The more often you use your cart, and the better you (or someone you pay) look after its battery terminals, the more a Trojan would be worth it.
Is it okay to use a regular charger on my golf cart battery?
It is not ideal, but if needs must, then as a rare ad hoc solution, if you find yourself in a bind, you might be able to get away with it, whether it’s an electric golf cart or a standard one.
That said, remember that you are probably not helping your battery, and in a worst-case scenario, you may be doing irretrievable harm to the battery compartment. (By the way, if you were wondering, you can charge your battery by hooking it up to a regular outlet. Think about it. If you could, we all would.)

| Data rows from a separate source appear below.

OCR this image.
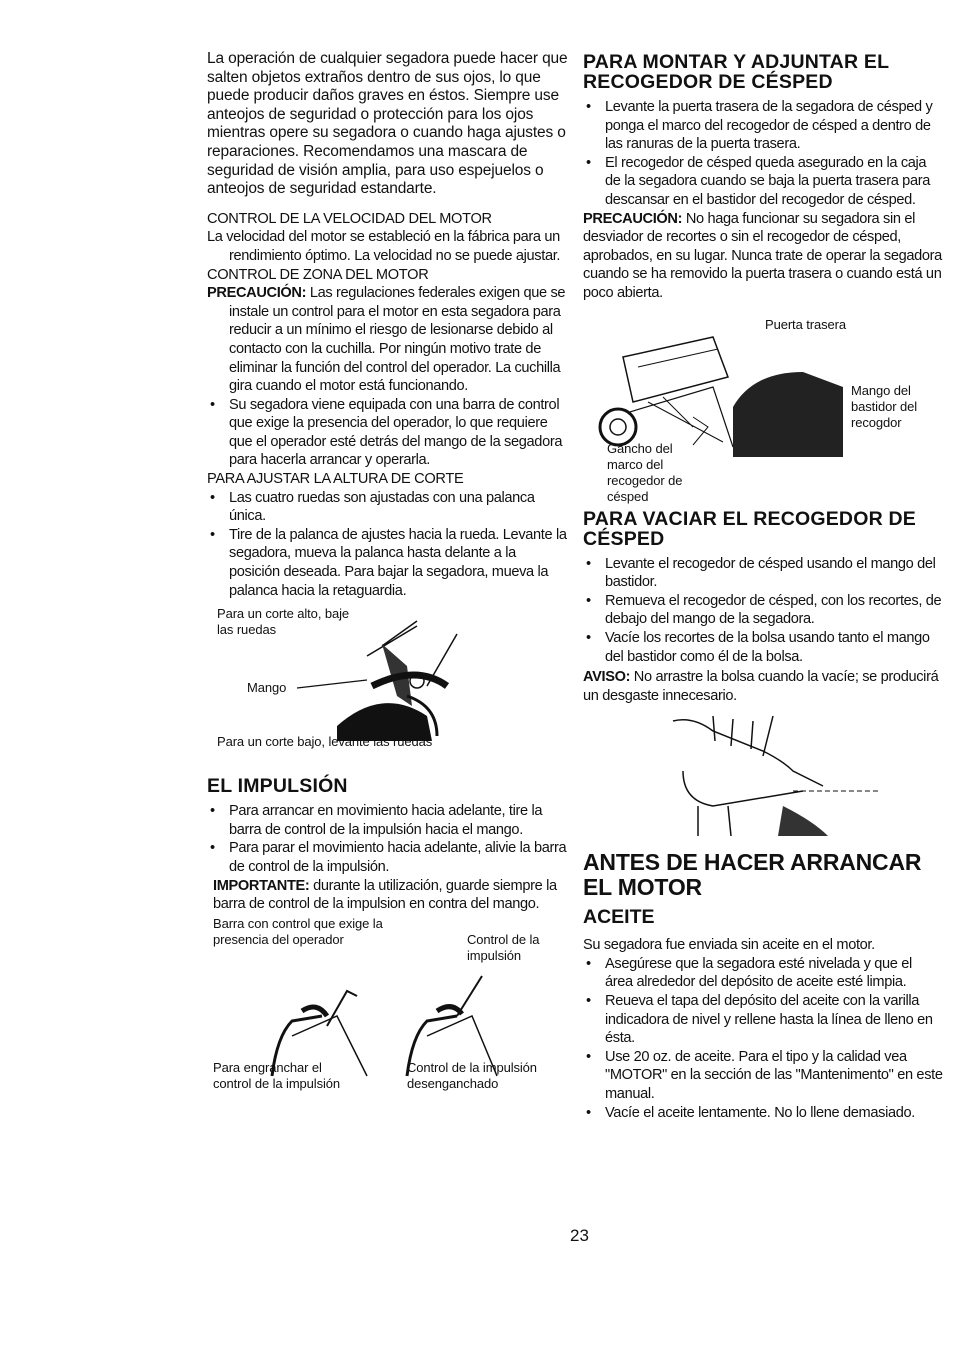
La operación de cualquier segadora puede hacer que salten objetos extraños dentro de sus ojos, lo que puede producir daños graves en éstos. Siempre use anteojos de seguridad o protección para los ojos mientras opere su segadora o cuando haga ajustes o reparaciones. Recomendamos una mascara de seguridad de visión amplia, para uso espejuelos o anteojos de seguridad estandarte.

CONTROL DE LA VELOCIDAD DEL MOTOR

La velocidad del motor se estableció en la fábrica para un rendimiento óptimo. La velocidad no se puede ajustar.

CONTROL DE ZONA DEL MOTOR

PRECAUCIÓN: Las regulaciones federales exigen que se instale un control para el motor en esta segadora para reducir a un mínimo el riesgo de lesionarse debido al contacto con la cuchilla. Por ningún motivo trate de eliminar la función del control del operador. La cuchilla gira cuando el motor está funcionando.

• Su segadora viene equipada con una barra de control que exige la presencia del operador, lo que requiere que el operador esté detrás del mango de la segadora para hacerla arrancar y operarla.

PARA AJUSTAR LA ALTURA DE CORTE

• Las cuatro ruedas son ajustadas con una palanca única.
• Tire de la palanca de ajustes hacia la rueda. Levante la segadora, mueva la palanca hasta delante a la posición deseada. Para bajar la segadora, mueva la palanca hacia la retaguardia.
Para un corte alto, baje las ruedas
Mango
Para un corte bajo, levante las ruedas
EL IMPULSIÓN
• Para arrancar en movimiento hacia adelante, tire la barra de control de la impulsión hacia el mango.
• Para parar el movimiento hacia adelante, alivie la barra de control de la impulsión.

IMPORTANTE: durante la utilización, guarde siempre la barra de control de la impulsion en contra del mango.

Barra con control que exige la presencia del operador	Control de la impulsión
Para engranchar el control de la impulsión
Control de la impulsión desenganchado
PARA MONTAR Y ADJUNTAR EL RECOGEDOR DE CÉSPED
• Levante la puerta trasera de la segadora de césped y ponga el marco del recogedor de césped a dentro de las ranuras de la puerta trasera.
• El recogedor de césped queda asegurado en la caja de la segadora cuando se baja la puerta trasera para descansar en el bastidor del recogedor de césped.

PRECAUCIÓN: No haga funcionar su segadora sin el desviador de recortes o sin el recogedor de césped, aprobados, en su lugar. Nunca trate de operar la segadora cuando se ha removido la puerta trasera o cuando está un poco abierta.

Puerta trasera
Mango del bastidor del recogdor
Gancho del marco del recogedor de césped
PARA VACIAR EL RECOGEDOR DE CÉSPED
• Levante el recogedor de césped usando el mango del bastidor.
• Remueva el recogedor de césped, con los recortes, de debajo del mango de la segadora.
• Vacíe los recortes de la bolsa usando tanto el mango del bastidor como él de la bolsa.

AVISO: No arrastre la bolsa cuando la vacíe; se producirá un desgaste innecesario.

ANTES DE HACER ARRANCAR EL MOTOR
ACEITE

Su segadora fue enviada sin aceite en el motor.

• Asegúrese que la segadora esté nivelada y que el área alrededor del depósito de aceite esté limpia.
• Reueva el tapa del depósito del aceite con la varilla indicadora de nivel y rellene hasta la línea de lleno en ésta.
• Use 20 oz. de aceite. Para el tipo y la calidad vea "MOTOR" en la sección de las "Mantenimento" en este manual.
• Vacíe el aceite lentamente. No lo llene demasiado.
23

How long does it take to recharge a dead golf cart battery?
Typical values range from your source through the battery cables to the cart and can take between 8 and 12 hours. Whatever charger you use, ensure the current and lights are consistent, showing that the cart is indeed charged.
Most charges will have a green light to indicate that charging is complete. Prolonged use of a charger that does not have a trickle or automatic shut-off can cause damage to the cells. So always be in a position where you can spot-check it until you are comfortable that it can charge reliably.
You can shorten this time by using a fast charger, which, unlike other folks, isn’t something I would ever need to do as I never let my golf cart go dead.
In fact, quite the opposite–before I go on vacation or as winter heaves into view, I bring up my cart to a full charge and store it away until spring.
Final Thoughts on Charging Your Cart
Charging a golf cart involves reading the manufacturer’s instructions carefully (and I mean really read it, really carefully).
Follow the manufacturer’s instructions in the letter.
This includes maintaining distilled water at the correct levels and using a recommended charger. Do not skimp on charging time, but also do not overcharge it. Use a timer if required.
If you do this well enough, you can really extend the life of your batteries within your golf cart and use it for years to come.